Alexandre del Valle : Je crois que le radicalisme islamique n'a absolument pas à être exonéré par les problèmes sociaux, et ce pour une raison très simple : de très nombreux terroristes sont des gens égarés socialement, mais nous n'avons pratiquement aucun cas de terroristes devenus terroristes pour répondre à la pauvreté. Certains ont souffert de troubles sociaux, sont orphelins etc , mais la majorité est plutôt bien portante et non exclue. Tous les profils sociologiques sont rencontrés, mais les "vrais" pauvres ne sont pas terroristes. Ce sont plus souvent des gens oisifs, qui ont le temps. Les études, en Europe, montrent que les pays qui ont le plus de contingent de volontaires pour aller se battre en Syrie sont la Belgique et la France. Des pays où il est possible de survivre tant bien que mal sans travailler et où prime l’assistanat. Inversement, les pays les moins assistés comme l'Espagne ont moins de candidats. L'observatoire de la radicalisation a bien montré que la majorité des terroristes ne sont pas animés par des phénomènes de révoltes contre la pauvreté. La radicalisation est donc un phénomène en soi et les gens touchés ont généralement un certain niveau de culture, un certain degré de réflexion, un certain intellect. Il n'est donc ni légitime, ni pertinent, d'expliquer le djihadisme par la pauvreté sociale ou l'exclusion, comme ce n'était pas le cas pour le nazisme, ou le communisme .

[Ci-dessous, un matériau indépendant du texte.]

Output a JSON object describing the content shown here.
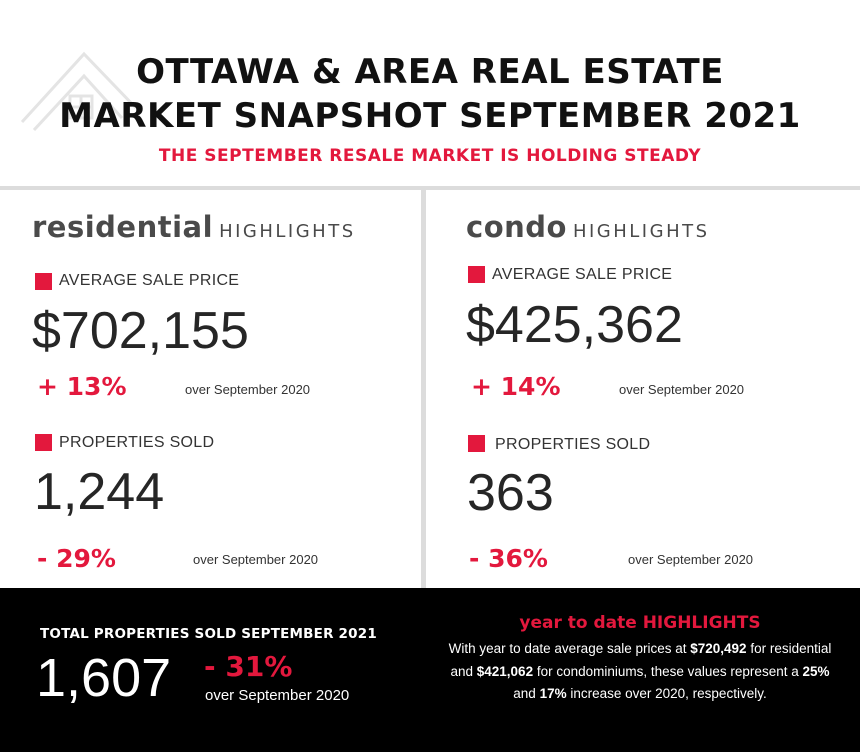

Quant au salafisme et au communautarisme, c'est une évidence. Je me suis récemment entretenu avec un salafiste modéré à Bruxelles, qui m'expliquait qu'il avait obligé ses filles à se voiler depuis peu, mais surtout que la cohérence l'obligerait tôt ou tard à quitter la Belgique. Parce qu'adhérer à l'Islam des "pieux ancêtres" (salafiyya) signifie qu'il est obligatoire pour chaque musulman qui jouit des moyens matériels de quitter un pays « infidèle" pour aller vivre dans un pays ou règne la charia. C'est une obligation, dès lors qu'il a les moyens économiques. Vivre dans un pays infidèle est un véritable péché... Aussi, quand l'Etat Islamique invite à quitter "le monde de l’impiété" et à rejoindre un "véritable" pays musulman, les salafistes modérés  – que l'on accepte, donc – ont fait la moitié du travail ! Ils ont expliqué que l'infidèle est à ce point "impur" qu'on ne peut vivre chez lui. Et si on est contraint de le faire, c'est en tant que suspect. En tant qu'ennemi, en tant que celui qui prévoit de renverser l'ordre établi. Celui qui reste doit compenser ce pêché par un prosélytisme tout particulier et se replier sur une communauté, pour ne pas avoir à vivre avec l'infidèle, ses lois, ses mœurs. C'est déjà une bonne part du chemin terroriste que de tenir et accepter ce discours...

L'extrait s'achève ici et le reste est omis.